Prep 10 mins
Cook 50 mins
Black River clams are sold in open air markets throughout Fiji. Kai means clams in Fijian. Any fresh clams make a wonderful substitutes. If you are using Black River clams, make sure to simmer for about 30 minutes, or until they are tender. From Sam Choy's Polynesian Kitchen.

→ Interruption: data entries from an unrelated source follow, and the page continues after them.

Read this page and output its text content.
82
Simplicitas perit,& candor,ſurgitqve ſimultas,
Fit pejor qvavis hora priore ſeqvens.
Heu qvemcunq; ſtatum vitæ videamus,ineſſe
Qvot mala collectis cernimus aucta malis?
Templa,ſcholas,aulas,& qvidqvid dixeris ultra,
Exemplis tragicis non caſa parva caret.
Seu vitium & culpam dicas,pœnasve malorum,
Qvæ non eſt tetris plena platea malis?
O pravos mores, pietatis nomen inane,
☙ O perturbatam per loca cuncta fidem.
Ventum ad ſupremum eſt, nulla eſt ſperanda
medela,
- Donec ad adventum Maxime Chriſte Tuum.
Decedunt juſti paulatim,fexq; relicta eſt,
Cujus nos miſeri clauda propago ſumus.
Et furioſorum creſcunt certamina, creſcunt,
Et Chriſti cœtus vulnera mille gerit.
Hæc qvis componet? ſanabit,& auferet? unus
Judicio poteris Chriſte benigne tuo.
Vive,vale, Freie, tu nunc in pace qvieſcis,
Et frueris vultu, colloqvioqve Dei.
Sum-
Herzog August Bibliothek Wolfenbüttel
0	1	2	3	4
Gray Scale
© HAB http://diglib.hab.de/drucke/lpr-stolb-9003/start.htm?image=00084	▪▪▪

- 2 lbs river kai clams or 2 lbs fresh clams
- 6 cups water
- 4 tablespoons butter
- 1 medium onion, finely diced
- 1 garlic clove, minced
- 1⁄4 cup flour
- 1 cup coconut milk
- salt and pepper
- lemon juice
- green onion, chopped for garnish
- Clean clams and rinse.
- Place clams in a pot with the water.
- Simmer until clams open.
- Remove from heat.
- Strain the clam stock and set aside.
- In a separate pot, heat the butter, and add the diced onion and garlic.
- Cook until the onion is translucent.
- Stir in the flour, and cook for 1 minute.
- Do not brown.
- Slowly stir in the clam stock.
- Simmer for 10 minutes, add the coconut milk, and cook for 5 more minutes.
- Season with salt, pepper and lemon juice to taste.
- Divide soup among bowls.
- Just before serving, add clams, and garnish with the chopped green onion.